Big-time sport: Suddenly, figure skating is hot. With the Kerrigan exhibition being added to the CBS schedule, all three major networks will be featuring the sport Saturday, with ABC offering two programs.

At 8 p.m., ABC will show "IBM Skates of Gold," an event taped last October at Boston Garden. It stars past Olympic gold medalists, and even Peggy Fleming takes to the ice for this one.

ABC's "Wide World of Sports" at 4:30 p.m. will include special performances by the winners of the U.S. Figure Skating Championships in Detroit, including Harding. The exhibitions were taped on Jan. 9.

At 1 p.m., NBC will show highlights of the European Championships held Jan. 18-23 at Copenhagen.

*

Coming back: Attention, Keith Olbermann fans. After a stint at ESPN2, he is returning to ESPN on April 3 and will be reunited with Dan Patrick.

An ESPN spokesman said the Olbermann move was mutually agreed upon.

Also starting on April 3, most of ESPN's "SportsCenter" shows will be expanded from a half-hour to one hour.

Scott Stuart will replace Olbermann on ESPN2's "SportsNight."

*

Different perspective: Britain's Oxford Television produced a six-hour look at American sports for airing in Britain last spring.

The series, titled "Power Plays," will be shown on KCET, Channel 28, Monday through Wednesday, 9 to 11 p.m.

Although somewhat outdated, the six one-hour segments are well done.

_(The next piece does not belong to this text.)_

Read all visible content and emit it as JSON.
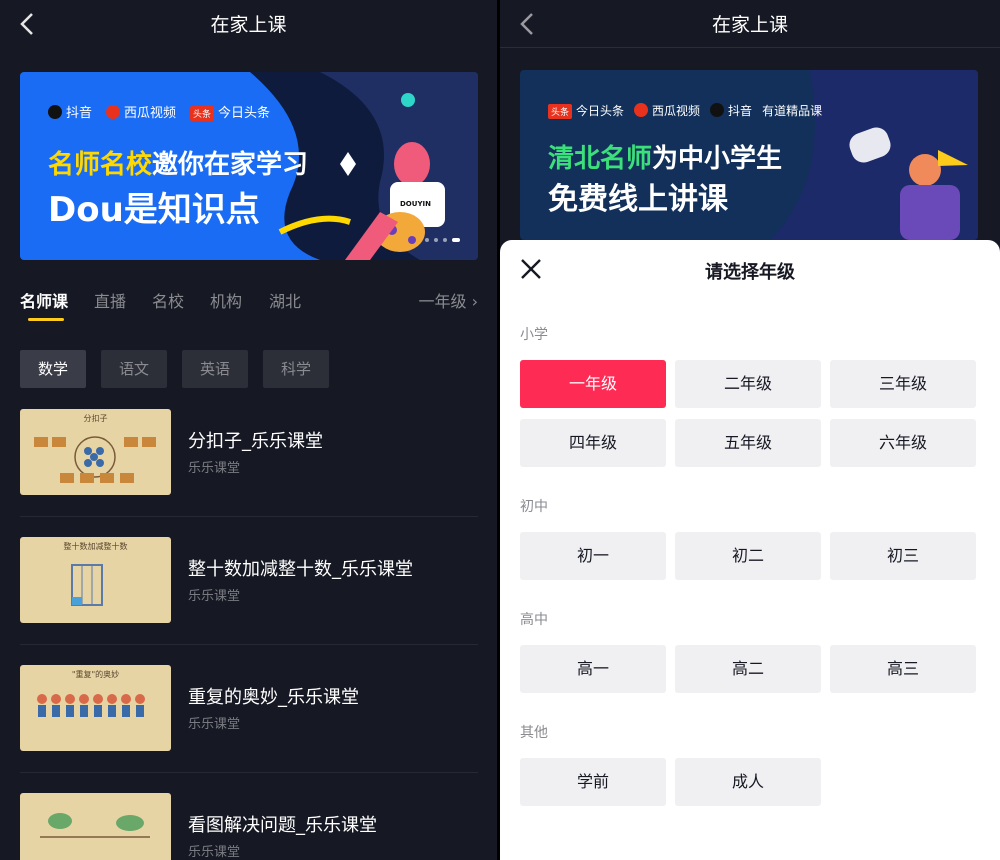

They are more in-depth than most such programs on American television, but the down side is they may be too drawn out.

Michael Jordan is featured in the first segment Monday night, and Wayne Gretzky and Bruce McNall in the final one Wednesday night. But maybe the best two segments are on Tuesday night--a piece on the sports-agent business and the Norby Walters case, followed by a look at Marge Schott.